I think the major problem with Aurora is that it is not a game in the traditional sense. It is a sandbox of tools to build your own science fiction universe. There are too many ways to "brake" the game mechanics which simply make no sense, neither is it really necessary. The AI are mainly there to be a semi threat and some players actually play several factions at the same time. If you want the AI to be a real threat you must build "sub optimal" ships and use "sub optimal" strategies that don´t make much sense from the standpoint of game mechanics.

With that said there are many reasons for why you want developed population on other planets beside Earth, many of those has been given.

You will easily see how spreading out your colonies on worlds in many places will lower logistical cost in the long run and it also make sure your population total increase faster as well. It simply is much cheaper to haul minerals around than finished structures.

You will want to have logistical hubs all around a large empire that can support military fleets and attract civilian ships for trade, this might be especially important when jumps from Earth start to become too far, the civilian fleet will not trade more than four jumps from one place to another.
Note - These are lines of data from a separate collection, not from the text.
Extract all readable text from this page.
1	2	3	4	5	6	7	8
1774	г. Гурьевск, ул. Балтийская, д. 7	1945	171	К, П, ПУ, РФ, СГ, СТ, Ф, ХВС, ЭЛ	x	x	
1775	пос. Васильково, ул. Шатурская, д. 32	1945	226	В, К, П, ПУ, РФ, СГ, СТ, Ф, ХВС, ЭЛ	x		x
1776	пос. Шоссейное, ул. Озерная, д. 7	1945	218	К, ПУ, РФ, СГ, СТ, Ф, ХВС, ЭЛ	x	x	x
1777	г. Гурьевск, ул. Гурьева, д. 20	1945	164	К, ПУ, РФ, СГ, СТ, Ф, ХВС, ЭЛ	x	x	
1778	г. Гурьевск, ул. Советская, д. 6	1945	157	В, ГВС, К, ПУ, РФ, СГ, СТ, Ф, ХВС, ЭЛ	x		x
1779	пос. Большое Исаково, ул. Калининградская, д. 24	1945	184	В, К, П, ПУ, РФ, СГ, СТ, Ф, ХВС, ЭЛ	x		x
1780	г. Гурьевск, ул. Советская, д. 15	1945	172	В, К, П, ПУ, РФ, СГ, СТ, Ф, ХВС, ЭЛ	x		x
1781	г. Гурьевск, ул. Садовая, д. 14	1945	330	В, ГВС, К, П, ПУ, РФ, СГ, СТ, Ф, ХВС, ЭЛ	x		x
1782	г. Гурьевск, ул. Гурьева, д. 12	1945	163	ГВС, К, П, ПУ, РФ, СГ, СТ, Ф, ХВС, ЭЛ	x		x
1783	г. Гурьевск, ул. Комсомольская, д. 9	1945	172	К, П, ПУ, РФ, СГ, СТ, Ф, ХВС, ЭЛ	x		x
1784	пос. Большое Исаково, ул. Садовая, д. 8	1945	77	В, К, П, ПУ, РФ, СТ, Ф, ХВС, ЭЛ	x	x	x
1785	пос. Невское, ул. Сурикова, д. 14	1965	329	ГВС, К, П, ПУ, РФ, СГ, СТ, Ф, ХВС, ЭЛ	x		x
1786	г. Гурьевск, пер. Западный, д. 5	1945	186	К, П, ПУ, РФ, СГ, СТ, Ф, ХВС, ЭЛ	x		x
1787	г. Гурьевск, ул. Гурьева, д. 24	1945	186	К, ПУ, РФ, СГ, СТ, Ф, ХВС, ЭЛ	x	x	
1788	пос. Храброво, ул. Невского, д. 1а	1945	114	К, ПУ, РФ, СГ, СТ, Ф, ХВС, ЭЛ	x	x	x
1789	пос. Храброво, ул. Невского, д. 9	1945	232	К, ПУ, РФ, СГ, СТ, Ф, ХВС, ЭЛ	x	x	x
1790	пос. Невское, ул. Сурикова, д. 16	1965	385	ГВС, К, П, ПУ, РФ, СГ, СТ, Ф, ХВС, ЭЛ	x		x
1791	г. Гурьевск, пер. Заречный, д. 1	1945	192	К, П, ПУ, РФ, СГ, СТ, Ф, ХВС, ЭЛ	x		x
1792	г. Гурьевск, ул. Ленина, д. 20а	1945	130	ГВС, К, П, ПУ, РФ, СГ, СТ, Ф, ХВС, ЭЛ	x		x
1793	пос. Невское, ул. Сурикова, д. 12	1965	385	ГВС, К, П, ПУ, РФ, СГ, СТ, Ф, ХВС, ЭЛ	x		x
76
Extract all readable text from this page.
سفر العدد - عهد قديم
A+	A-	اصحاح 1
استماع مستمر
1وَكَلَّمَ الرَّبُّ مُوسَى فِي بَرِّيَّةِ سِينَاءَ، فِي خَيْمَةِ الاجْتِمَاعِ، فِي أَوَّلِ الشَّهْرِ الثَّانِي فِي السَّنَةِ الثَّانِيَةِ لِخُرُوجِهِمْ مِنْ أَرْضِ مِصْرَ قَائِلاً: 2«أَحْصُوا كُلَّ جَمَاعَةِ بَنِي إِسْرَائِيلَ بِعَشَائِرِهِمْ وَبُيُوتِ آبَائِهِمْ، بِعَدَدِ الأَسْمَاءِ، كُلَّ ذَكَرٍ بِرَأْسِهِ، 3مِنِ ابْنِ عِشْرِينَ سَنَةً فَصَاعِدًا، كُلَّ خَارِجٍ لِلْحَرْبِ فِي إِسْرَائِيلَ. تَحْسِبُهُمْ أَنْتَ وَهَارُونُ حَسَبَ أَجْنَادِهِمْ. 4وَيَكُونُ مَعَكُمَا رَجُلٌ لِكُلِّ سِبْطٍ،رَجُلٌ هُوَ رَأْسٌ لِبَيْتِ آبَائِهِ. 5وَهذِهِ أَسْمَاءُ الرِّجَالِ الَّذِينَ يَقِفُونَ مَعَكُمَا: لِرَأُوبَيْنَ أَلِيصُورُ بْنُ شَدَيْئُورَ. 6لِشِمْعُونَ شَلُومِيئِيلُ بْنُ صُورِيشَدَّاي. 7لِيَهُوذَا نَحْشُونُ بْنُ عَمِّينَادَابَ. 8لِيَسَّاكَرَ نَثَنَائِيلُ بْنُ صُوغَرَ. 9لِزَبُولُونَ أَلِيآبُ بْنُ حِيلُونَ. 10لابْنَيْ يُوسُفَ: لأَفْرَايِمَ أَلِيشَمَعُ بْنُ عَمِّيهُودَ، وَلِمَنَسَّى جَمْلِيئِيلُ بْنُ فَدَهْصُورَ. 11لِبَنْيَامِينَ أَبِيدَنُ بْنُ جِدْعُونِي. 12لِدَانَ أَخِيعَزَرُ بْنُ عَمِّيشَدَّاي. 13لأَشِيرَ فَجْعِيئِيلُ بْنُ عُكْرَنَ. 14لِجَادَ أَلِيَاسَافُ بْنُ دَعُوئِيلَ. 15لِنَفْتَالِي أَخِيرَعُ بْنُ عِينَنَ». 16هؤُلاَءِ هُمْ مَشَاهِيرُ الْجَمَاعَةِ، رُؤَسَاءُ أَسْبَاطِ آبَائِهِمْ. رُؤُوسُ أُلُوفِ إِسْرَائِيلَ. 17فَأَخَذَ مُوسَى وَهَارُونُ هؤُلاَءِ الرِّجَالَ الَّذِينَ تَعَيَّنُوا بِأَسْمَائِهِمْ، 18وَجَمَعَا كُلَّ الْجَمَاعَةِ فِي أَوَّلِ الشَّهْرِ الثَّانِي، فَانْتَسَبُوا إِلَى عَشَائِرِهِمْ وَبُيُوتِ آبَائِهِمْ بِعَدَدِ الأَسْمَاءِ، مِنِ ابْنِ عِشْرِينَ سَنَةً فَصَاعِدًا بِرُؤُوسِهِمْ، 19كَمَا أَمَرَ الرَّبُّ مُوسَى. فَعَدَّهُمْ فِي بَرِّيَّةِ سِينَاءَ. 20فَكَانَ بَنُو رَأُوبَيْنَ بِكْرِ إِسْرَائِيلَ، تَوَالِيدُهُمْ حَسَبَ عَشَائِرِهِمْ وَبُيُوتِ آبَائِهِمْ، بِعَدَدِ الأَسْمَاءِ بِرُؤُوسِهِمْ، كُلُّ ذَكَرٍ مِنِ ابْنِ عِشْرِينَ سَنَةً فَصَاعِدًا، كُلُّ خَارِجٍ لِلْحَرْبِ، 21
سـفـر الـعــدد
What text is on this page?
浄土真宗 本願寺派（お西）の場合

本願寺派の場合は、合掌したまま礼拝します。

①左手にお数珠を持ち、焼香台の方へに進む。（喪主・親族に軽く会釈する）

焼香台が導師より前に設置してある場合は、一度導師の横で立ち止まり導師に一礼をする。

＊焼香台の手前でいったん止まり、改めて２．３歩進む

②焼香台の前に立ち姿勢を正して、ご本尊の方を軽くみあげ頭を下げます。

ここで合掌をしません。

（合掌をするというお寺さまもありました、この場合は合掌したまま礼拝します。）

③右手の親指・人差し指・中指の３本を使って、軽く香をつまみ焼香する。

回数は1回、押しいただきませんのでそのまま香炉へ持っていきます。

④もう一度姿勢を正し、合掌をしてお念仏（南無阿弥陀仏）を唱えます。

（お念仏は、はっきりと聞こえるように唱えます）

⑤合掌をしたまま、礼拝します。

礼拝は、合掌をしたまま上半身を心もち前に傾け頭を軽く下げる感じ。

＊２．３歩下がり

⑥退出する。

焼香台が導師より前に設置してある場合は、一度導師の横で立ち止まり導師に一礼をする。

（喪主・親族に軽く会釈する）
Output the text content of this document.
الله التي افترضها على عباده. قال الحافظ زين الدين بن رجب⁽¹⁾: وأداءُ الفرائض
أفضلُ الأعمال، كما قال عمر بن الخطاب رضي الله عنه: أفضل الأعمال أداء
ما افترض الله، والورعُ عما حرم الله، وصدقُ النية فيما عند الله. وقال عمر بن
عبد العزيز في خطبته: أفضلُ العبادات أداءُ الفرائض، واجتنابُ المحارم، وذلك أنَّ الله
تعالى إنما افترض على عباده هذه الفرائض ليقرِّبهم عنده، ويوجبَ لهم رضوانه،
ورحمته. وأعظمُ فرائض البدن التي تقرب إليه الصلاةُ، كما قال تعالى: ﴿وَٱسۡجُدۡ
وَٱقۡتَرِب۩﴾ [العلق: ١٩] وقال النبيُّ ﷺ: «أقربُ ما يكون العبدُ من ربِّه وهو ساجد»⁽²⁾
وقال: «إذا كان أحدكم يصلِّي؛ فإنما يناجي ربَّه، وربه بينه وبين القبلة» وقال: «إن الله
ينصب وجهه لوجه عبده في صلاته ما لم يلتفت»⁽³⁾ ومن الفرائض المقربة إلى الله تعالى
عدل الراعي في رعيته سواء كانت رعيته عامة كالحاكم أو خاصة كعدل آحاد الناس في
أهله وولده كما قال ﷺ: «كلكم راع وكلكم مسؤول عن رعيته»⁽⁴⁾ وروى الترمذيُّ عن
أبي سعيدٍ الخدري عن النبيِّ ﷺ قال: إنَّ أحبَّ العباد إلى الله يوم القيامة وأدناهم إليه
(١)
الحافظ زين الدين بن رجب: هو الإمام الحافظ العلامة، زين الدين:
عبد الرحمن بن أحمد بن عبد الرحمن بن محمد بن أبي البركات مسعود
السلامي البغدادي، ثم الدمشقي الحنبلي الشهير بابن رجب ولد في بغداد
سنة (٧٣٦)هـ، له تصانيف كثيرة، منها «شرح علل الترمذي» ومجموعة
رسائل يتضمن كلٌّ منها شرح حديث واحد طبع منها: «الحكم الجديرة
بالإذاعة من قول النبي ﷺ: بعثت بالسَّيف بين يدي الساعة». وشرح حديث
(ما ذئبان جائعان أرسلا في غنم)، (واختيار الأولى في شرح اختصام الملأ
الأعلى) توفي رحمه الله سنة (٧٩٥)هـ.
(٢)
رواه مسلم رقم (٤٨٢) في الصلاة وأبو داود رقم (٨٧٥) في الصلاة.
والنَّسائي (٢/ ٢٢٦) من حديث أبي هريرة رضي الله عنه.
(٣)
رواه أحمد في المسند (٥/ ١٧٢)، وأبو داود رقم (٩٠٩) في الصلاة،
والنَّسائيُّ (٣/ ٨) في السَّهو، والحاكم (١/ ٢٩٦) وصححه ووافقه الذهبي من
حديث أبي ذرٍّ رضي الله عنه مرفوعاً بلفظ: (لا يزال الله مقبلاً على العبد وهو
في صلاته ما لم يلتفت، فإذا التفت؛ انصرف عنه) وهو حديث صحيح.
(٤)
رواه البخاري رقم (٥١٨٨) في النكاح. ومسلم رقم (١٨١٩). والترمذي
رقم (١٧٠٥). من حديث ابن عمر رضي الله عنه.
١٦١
If all your worlds is very small you might not get enough civilian ships around to do any trade.

It will be important to have industry on most worlds so you can produce Space Stations and Financial Centers, these can not be moved from place to place. It might also be more economical to build stuff locally than ship everything from a central point. In the start when an Empire is small this is not a problem, but as an empire grow logistics and fuel cost will matter.

In general I support worlds with colony ships and infrastructure until they reach about 25 million. After this I let the worlds grow on its own until they reach 300-500 million people after which I allow these worlds to send people to other worlds. I usually keep Earth as my most numerous world that house my main source of science and wealth income. I usually let other worlds become industrial and production centers.

Military expenditure and strategical planning are completely based on needs and the empire layout and any potential threats. Remember that military is nothing but a drain on resources so there are no point in having too much of it.